2014年6月至2018年7月期间遭受钝性或穿透性创伤并有失血性休克体征的患者被考虑接受TXA治疗。回顾性对照组由过去五年中未接受TXA治疗的患者组成,并根据年龄、性别、损伤严重程度评分(ISS)和损伤机制(钝性伤与穿透性创伤)进行匹配。本研究的主要结局是在24小时、48小时和28天时测量的死亡率。次要结局包括输注的血液制品总量、住院时间(LOS)、重症监护病房住院时间以及不良事件。我们进行了三项预先设定的亚组分析,以评估患者的结局,包括(1)重伤患者(ISS>15),(2)失血量大的患者(输注的血液制品总量≥10单位),以及(3)钝性伤与穿透性创伤患者。

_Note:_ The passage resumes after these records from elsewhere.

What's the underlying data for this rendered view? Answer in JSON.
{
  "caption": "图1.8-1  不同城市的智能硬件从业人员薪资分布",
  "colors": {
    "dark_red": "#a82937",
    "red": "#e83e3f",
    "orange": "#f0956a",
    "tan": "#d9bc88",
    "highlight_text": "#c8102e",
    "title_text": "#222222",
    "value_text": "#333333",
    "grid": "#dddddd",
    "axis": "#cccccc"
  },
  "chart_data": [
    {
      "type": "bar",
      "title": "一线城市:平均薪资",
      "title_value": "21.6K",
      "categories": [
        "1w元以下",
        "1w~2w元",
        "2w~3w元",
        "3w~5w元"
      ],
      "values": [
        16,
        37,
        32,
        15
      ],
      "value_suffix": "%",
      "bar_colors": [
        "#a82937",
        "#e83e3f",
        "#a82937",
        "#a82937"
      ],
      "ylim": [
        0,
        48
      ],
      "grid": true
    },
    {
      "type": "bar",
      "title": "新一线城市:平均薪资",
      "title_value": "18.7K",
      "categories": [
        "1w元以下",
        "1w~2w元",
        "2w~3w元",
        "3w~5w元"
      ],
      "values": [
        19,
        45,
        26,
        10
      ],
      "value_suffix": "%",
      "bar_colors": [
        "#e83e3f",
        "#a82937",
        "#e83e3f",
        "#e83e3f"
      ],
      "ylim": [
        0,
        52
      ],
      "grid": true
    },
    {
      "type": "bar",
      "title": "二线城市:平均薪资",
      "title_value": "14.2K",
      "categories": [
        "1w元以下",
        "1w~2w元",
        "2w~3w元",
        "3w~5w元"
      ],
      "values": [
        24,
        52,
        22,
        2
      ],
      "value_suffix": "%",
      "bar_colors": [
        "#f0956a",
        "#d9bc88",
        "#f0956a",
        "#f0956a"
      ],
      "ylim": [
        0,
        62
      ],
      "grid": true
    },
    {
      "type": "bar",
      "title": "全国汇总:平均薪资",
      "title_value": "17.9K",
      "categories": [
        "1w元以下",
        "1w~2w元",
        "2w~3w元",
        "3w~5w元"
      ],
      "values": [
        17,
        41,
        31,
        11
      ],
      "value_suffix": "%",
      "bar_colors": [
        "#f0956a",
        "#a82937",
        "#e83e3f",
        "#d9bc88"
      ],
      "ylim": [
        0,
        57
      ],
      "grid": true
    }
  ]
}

倾向评分匹配产生了两个队列:医院TXA组(n = 280)和对照组(n = 280)。医院TXA组在28天时的死亡率在统计学上较低(1.1%对5%,优势比[OR][0.21],(95%置信区间[CI],0.06,0.72)),并且使用的血液制品单位较少(中位数 = 4单位,四分位数间距(IQR) = [1, 10],而医院TXA组和对照组分别为中位数 = 7单位,IQR = [2, 12.5],(中位数差异的95%CI,-3至-1))。两组在24小时死亡率(1.1%对1.1%,OR = 1,95%CI,0.20,5.00)、48小时死亡率(1.1%对1.4%,OR[0.74],95%CI,0.17,3.37)、住院LOS(医院TXA组和对照组分别为中位数 = 9天,IQR = (5, 16)对中位数 = 12天,IQR = (6, 22.5),中位数差异的95%CI = (-5至0))以及住院期间血栓栓塞事件(如深静脉血栓形成、肺栓塞)的发生率(医院TXA组和对照组分别为0.7%对0.7%,OR[1],95%CI,0.14至7.15)方面没有统计学上的显著差异。我们对ISS>15的患者、输注≥10单位血液制品的患者以及钝性伤与穿透性创伤患者进行了亚组分析。结果表明,ISS>15的患者28天死亡率较低(1.8%对7.1%,OR[0.23],95%CI,0.06至0.81),钝性伤患者死亡率较低(0.6%对6.3%,OR[0.09],95%CI,0.01至0.75);穿透性创伤患者使用的血液制品单位较少(医院TXA组和对照组分别为中位数 = 2单位,IQR = (1, 8)对中位数 = 8单位,IQR = (5, 15),中位数差异的95%CI = (-6至-3)),ISS>15的患者也较少(医院TXA组和对照组分别为中位数 = 7单位,IQR = (2, 14)对中位数 = 8.5单位,IQR = (4, 16),中位数差异的95%CI,-3至0)。
本研究表明,对于创伤性失血性休克患者,在28天时给予TXA后死亡率在统计学上有显著降低,但在24小时和48小时时没有。